MASALAH PENDIDIKAN INDONESIA


Oleh: Adi Permana dan Felix Martha
Setiap anak Indonesia harus mendapatkan hak pendidikannya!
Dalam hal ini kami akan menyinggung mengenai pendidikan formal di Indonesia. Pendidikan formal di Indonesia memang seperti sudah menjadi ‘barang langka’ bagi sebagian besar rakyat Indonesia. Hal ini terbukti dengan banyaknya anak-anak yang berkeliaran di jalanan untuk mengemis dan tidak mempunyai rumah untuk tinggal, serta diikuti pula oleh masalah pengangguran yang tinggi. Permasalahan dalam negara Indonesia memang tampak pelik dan rumit, mulai dari masalah kemiskinan, minimnya ketersediaan lapangan pekerjaan, sampai ledakan penduduk.
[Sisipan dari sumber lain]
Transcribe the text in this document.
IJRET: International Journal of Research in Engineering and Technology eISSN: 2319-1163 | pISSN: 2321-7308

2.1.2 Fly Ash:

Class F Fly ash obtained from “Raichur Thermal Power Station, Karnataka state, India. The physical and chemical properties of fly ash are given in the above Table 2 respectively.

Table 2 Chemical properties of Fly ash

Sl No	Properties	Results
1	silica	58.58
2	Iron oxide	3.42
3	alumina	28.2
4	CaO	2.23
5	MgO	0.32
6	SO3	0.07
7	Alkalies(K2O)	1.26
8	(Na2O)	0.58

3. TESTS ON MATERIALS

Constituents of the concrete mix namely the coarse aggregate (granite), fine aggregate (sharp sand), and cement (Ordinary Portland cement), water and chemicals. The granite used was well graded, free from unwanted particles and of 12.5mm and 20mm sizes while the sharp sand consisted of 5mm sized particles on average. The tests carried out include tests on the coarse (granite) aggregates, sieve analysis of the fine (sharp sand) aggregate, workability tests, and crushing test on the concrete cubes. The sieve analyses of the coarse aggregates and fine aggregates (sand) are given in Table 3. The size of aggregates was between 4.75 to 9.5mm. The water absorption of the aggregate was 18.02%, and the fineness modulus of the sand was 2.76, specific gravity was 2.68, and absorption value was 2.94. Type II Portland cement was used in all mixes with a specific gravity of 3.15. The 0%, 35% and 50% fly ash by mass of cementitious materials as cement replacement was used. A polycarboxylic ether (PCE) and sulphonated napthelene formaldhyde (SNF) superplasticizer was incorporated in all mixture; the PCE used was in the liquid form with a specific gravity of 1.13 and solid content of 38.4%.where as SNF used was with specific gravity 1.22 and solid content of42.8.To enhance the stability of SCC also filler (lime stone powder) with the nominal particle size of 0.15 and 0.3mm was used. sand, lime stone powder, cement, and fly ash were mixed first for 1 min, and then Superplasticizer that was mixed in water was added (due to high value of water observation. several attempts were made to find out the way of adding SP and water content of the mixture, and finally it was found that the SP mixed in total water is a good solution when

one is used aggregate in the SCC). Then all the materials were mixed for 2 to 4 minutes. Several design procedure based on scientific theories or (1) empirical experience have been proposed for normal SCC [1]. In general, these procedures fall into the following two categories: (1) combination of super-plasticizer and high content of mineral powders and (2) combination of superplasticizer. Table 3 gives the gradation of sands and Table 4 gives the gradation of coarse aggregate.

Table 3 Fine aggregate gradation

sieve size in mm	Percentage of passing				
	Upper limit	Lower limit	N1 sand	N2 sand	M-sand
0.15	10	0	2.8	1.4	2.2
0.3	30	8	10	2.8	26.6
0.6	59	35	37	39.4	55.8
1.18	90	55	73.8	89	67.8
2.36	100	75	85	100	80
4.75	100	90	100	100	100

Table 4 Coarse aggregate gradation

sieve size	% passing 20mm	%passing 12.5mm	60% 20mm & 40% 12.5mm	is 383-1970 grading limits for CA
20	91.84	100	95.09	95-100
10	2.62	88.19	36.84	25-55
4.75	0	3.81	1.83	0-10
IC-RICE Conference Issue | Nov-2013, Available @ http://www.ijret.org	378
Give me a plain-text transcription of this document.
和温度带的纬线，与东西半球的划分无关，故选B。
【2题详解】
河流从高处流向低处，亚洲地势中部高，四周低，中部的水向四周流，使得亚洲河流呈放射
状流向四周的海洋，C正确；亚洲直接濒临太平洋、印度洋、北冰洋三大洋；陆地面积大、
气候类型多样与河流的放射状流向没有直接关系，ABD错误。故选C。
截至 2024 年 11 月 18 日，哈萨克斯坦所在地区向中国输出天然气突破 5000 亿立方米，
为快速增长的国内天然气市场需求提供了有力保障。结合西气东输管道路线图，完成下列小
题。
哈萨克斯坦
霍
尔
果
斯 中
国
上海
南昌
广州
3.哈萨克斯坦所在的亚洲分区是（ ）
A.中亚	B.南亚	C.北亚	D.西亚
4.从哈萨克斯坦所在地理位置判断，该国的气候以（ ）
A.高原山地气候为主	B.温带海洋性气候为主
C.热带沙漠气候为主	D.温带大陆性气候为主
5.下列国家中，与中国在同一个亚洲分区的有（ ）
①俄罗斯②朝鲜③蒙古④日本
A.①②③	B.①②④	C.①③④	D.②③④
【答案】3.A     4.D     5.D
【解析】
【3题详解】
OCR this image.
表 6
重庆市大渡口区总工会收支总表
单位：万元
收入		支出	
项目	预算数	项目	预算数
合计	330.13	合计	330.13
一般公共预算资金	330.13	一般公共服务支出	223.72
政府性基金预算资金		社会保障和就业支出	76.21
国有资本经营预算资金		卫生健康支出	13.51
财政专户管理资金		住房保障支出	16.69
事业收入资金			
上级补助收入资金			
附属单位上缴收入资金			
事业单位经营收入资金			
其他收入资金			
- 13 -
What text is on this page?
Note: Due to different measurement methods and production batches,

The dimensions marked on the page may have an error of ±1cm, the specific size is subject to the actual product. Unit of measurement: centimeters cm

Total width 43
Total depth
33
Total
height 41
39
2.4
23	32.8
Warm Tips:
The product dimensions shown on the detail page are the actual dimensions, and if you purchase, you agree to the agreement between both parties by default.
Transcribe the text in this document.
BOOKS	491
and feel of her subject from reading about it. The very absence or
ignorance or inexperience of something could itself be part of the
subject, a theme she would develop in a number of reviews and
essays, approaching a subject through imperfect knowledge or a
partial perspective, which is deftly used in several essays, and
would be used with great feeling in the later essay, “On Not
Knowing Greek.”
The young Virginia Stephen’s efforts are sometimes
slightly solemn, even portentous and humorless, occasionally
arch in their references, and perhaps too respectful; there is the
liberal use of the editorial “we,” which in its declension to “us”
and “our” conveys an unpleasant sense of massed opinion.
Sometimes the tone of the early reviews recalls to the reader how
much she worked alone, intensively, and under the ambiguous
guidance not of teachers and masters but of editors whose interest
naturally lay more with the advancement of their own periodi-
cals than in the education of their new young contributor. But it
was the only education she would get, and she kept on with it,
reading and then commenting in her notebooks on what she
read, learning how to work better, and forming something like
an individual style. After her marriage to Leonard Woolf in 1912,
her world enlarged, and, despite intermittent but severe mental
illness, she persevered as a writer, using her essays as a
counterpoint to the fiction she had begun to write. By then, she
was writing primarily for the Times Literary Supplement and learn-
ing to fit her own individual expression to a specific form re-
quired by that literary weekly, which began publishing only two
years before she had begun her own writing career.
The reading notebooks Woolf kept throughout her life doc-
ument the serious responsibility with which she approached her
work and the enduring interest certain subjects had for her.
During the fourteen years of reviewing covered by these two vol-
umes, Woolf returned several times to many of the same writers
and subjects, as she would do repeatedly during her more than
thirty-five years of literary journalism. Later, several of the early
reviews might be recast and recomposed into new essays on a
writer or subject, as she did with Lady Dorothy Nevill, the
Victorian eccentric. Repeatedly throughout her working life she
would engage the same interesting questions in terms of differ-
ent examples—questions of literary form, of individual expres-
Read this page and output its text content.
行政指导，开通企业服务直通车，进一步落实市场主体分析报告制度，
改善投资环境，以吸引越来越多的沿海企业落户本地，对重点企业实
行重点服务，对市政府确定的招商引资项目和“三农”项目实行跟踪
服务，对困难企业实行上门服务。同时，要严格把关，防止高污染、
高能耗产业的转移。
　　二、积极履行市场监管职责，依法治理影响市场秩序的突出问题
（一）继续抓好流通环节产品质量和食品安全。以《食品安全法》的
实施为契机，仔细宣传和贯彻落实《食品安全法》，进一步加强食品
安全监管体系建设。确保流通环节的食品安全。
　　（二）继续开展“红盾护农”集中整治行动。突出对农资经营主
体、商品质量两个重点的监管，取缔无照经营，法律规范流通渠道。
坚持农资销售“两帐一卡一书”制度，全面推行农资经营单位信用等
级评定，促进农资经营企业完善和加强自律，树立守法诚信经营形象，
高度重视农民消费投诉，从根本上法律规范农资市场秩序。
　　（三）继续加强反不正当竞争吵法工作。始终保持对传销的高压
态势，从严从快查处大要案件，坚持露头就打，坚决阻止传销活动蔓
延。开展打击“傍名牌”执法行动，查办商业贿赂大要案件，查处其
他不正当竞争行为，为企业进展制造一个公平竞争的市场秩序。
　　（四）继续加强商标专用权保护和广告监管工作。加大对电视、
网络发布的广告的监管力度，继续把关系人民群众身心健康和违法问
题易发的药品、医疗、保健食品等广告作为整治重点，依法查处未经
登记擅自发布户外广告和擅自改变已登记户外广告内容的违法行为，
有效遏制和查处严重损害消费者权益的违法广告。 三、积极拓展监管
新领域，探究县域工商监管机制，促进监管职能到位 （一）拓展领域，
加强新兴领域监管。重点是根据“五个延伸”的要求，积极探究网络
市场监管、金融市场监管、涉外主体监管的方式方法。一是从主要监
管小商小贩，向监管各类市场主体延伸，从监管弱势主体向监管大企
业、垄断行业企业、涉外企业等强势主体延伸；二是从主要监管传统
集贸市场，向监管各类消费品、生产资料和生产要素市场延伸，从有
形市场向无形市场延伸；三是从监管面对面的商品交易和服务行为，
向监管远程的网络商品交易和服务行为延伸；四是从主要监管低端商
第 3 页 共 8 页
Namun demikian, kami akan mencoba untuk menelaah segala kerumitan masalah tersebut dari sudut pandang pendidikan saja. Maka dari itu, kami akan coba memberikan suatu perspektif mengenai pendidikan Indonesia dewasa ini.

Kemauan pemerintah dan antusiasme masyarakat miskin
Dari Sekolah Dasar (SD) sampai Perguruan Tinggi Negeri (PTN), pendidikan formal di Indonesia sebisa mungkin harus gratis. Mengapa kami langsung mengasumsikan demikian, dan apakah pendidikan untuk anak negeri bisa benar-benar gratis atau tanpa biaya materil? Kedengarannya seperti mustahil dengan adanya anggapan bahwa pemerintah belum siap atau akan membebani anggaran negara. Akan tetapi, secara logis negara bisa maju apabila dijalankan oleh rakyatnya yang cerdas. Lalu, apakah ini mungkin apabila pendidikan saja masih mahal sementara masyarakat Indonesia sebagian besar masih miskin? Tentu pendidikan gratis adalah alasan logis dan sangat mungkin untuk Indonesia, kalau hal ini diusahakan secara sungguh-sungguh dan mengesampingkan alasan-alasan seperti ketidaksiapan ataupun kekhawatiran akan membebani anggaran negara. Kita bisa lihat di Jerman, mereka memberlakukan pendidikan gratis dari tingkat pendidikan dasar sampai tingkat tinggi terhadap rakyatnya, dan hasilnya bisa kita lihat sendiri sekarang: Jerman menjadi salah satu negara termaju di dunia dengan ilmu pengetahuan dan teknologinya. Jadi ini bukan masalah siap atau tidak siap, tetapi mau atau tidak mau. Kemauanlah yang menjadi pendorong utama kemajuan, bukan kesiapan. Jika ada kemauan untuk menetapkan kebijakan pendidikan gratis untuk anak negeri, kapanpun waktunya, kesiapan untuk implementasinya tentu akan mengikuti. Dan sudah barang tentu respon masyarakat Indonesia yang mayoritas masih miskin adalah meningkatnya antusiasme mereka untuk memperoleh pendidikan, tentunya dibarengi oleh upaya sosialisasi pemerintah yang meyakinkan. Dalam hal ini, pemerintah sudah sewajarnya memberikan harapan positif tentang masa depan rakyatnya yang ingin belajar, bukan malah memberikan kekecewaan dengan sikap acuh tak acuh.
Tujuan Pendidikan
Apa sih tujuan pendidikan? Secara umum dan dalam konteks Indonesia, terutama sekali pendidikan adalah bertujuan untuk mencetak manusia unggul (insan kamil). Manusia unggul adalah manusia yang memiliki kemampuan untuk melihat peran dan fungsinya di tengah-tengah masyarakat dengan modal ilmu pengetahuan (segi teknis) dan juga pengetahuan tentang nilai-nilai moral sosial (segi spiritual). Dengan terciptanya manusia unggul demikian, tak dapat terhindarkan bahwa suatu bangsa di dalamnya dipenuhi manusia-manusia yang siap berkontribusi demi masyarakat dan negaranya ke arah kemajuan yang positif.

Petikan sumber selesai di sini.